Update: Michael Tully at Hammer to Nail: “For fear of re-stoking my own inner rage, it doesn’t seem like a good idea to recount any of the film’s more eye-opening examples of just how and where the Israeli political system tipped the scales from ‘questionable’ into unlawful in the past five decades. But just listening to these judges and lawyers confirm that there are indeed two rules of law used to govern the same territory—one for their country’s citizens and the other for their ‘held’ occupants—okay, see, I have to stop now, because writing that concrete fact, which no one can dispute, makes me want to stop typing and start making fists again.”

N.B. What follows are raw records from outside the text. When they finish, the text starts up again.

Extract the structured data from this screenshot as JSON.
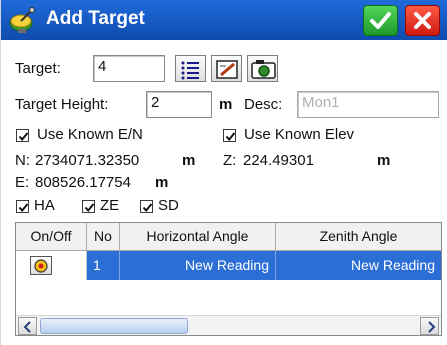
{
  "window": {
    "title": "Add Target",
    "icons": {
      "app": "satellite-dish-icon",
      "ok": "checkmark-icon",
      "close": "close-x-icon"
    },
    "colors": {
      "titlebar": "#1558c4",
      "ok": "#2db43d",
      "close": "#e32b1d",
      "selection": "#2b6fd6"
    }
  },
  "form": {
    "target_label": "Target:",
    "target_value": "4",
    "toolbar_icons": [
      "list-icon",
      "edit-icon",
      "camera-icon"
    ],
    "target_height_label": "Target Height:",
    "target_height_value": "2",
    "target_height_unit": "m",
    "desc_label": "Desc:",
    "desc_placeholder": "Mon1",
    "use_known_en": {
      "label": "Use Known E/N",
      "checked": true
    },
    "use_known_elev": {
      "label": "Use Known Elev",
      "checked": true
    },
    "n_label": "N:",
    "n_value": "2734071.32350",
    "n_unit": "m",
    "e_label": "E:",
    "e_value": "808526.17754",
    "e_unit": "m",
    "z_label": "Z:",
    "z_value": "224.49301",
    "z_unit": "m",
    "ha": {
      "label": "HA",
      "checked": true
    },
    "ze": {
      "label": "ZE",
      "checked": true
    },
    "sd": {
      "label": "SD",
      "checked": true
    }
  },
  "table": {
    "columns": [
      "On/Off",
      "No",
      "Horizontal Angle",
      "Zenith Angle"
    ],
    "rows": [
      {
        "on": true,
        "no": "1",
        "horizontal_angle": "New Reading",
        "zenith_angle": "New Reading",
        "selected": true
      }
    ]
  }
}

Update, 11/15: “As the UN Security Council meets in an emergency session and rockets fire from the Gaza Strip, killing Israelis in retaliation, Alexandrowicz’s compelling documentary explores how we got into this mess in the first place,” writes Anthony Kaufman.

“As a documentarian, Alexandrowicz is sympathetic to how people take positions first and justify them later, but he still gets these judges to admit that politicians punted the issue of how to handle the Palestinians to the courts, who deferred to the military rather than operating independently.” A “B” from Noel Murray at the AV Club.

Steve Erickson talks with Alexandrowicz for Filmmaker.

Update, 11/16: “In confronting the Israeli law of occupation with evidence of its tragic consequences,” writes Davin Reich at Cinespect, “the film not only levels a devastating indictment, but also reveals how such a legal framework sustains itself by subjugating even its supporters, making victims of all. As The Law in These Parts ends and the lights come up, director Ra’anan Alexandrowicz’s appeal to the viewers-as-jurors lingers.”